7. Some models have limited regional availability. qwen-long (10M context), qwen-math-plus, and third-party
models are not available in cn-beijing. Check
the Model List for the latest availability.
Q: How do I migrate from OpenAI?
A: Change three values: api_key to your DASHSCOPE_API_KEY, base_url to the corresponding regional endpoint, and model to a Qwen model name. All other code remains compatible.
Q: When should I use streaming vs. non-streaming?
A: Use streaming for interactive scenarios (chat, real-time output).
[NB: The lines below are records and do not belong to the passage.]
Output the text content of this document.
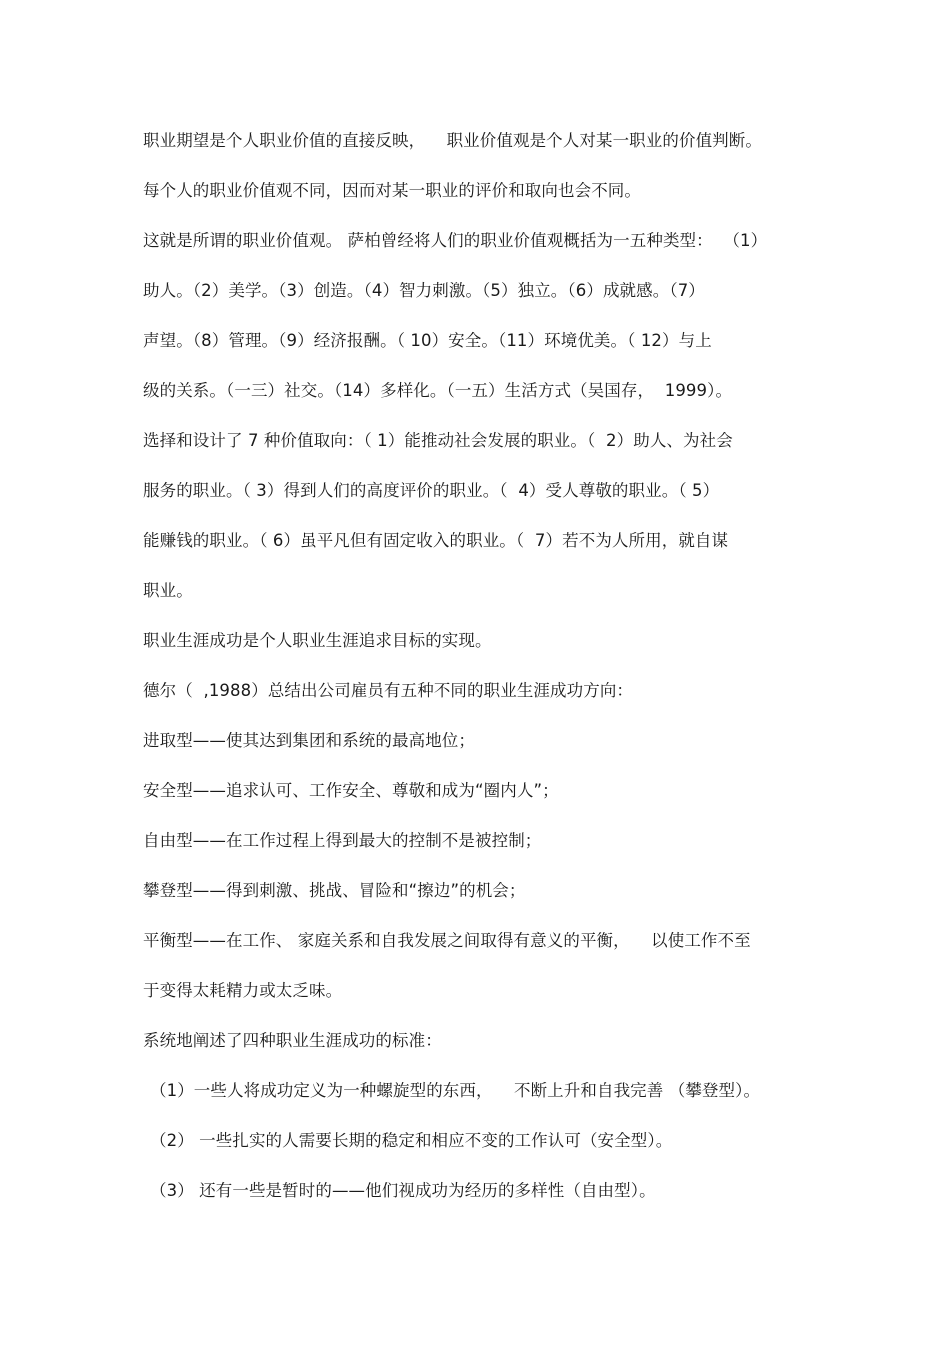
职业期望是个人职业价值的直接反映，    职业价值观是个人对某一职业的价值判断。
每个人的职业价值观不同，因而对某一职业的评价和取向也会不同。
这就是所谓的职业价值观。 萨柏曾经将人们的职业价值观概括为一五种类型：  （1）
助人。（2）美学。（3）创造。（4）智力刺激。（5）独立。（6）成就感。（7）
声望。（8）管理。（9）经济报酬。（ 10）安全。（11）环境优美。（ 12）与上
级的关系。（一三）社交。（14）多样化。（一五）生活方式（吴国存，  1999）。
选择和设计了 7 种价值取向：（ 1）能推动社会发展的职业。（  2）助人、为社会
服务的职业。（ 3）得到人们的高度评价的职业。（  4）受人尊敬的职业。（ 5）
能赚钱的职业。（ 6）虽平凡但有固定收入的职业。（  7）若不为人所用，就自谋
职业。
职业生涯成功是个人职业生涯追求目标的实现。
德尔（  ,1988）总结出公司雇员有五种不同的职业生涯成功方向：
进取型——使其达到集团和系统的最高地位；
安全型——追求认可、工作安全、尊敬和成为“圈内人”；
自由型——在工作过程上得到最大的控制不是被控制；
攀登型——得到刺激、挑战、冒险和“擦边”的机会；
平衡型——在工作、 家庭关系和自我发展之间取得有意义的平衡，    以使工作不至
于变得太耗精力或太乏味。
系统地阐述了四种职业生涯成功的标准：
（1）一些人将成功定义为一种螺旋型的东西，    不断上升和自我完善 （攀登型）。
（2） 一些扎实的人需要长期的稳定和相应不变的工作认可（安全型）。
（3） 还有一些是暂时的——他们视成功为经历的多样性（自由型）。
Use non-streaming for batch processing or when you need the complete JSON response at once. With streaming, set stream_options={"include_usage": True} to receive token usage in the last chunk.
Q: Which models support function calling? A: Qwen-Max/Plus/Flash/Turbo series, Qwen3.5/3/2.5 series, qwen3-vl-plus/flash, qwen3-omni-flash, and third-party models (deepseek, kimi, glm).
Q: What is the difference between qwen3.6-plus and qwen3.5-plus?
A: qwen3.6-plus is the latest flagship model (2026-04-02) with 1M context and best balance of quality, speed, and cost. qwen3.5-plus is the previous generation. qwen3.6-plus is recommended for new projects.
Q: How do I control output length?
A: Use max_tokens to limit output token count. Use stop to set stop sequences. Each model has its own default output limit.
Q: What should I do when I get a 429 error? A: 429 indicates QPS/QPM rate limit exceeded or insufficient quota. Implement exponential backoff retry, or check remaining quota in the console.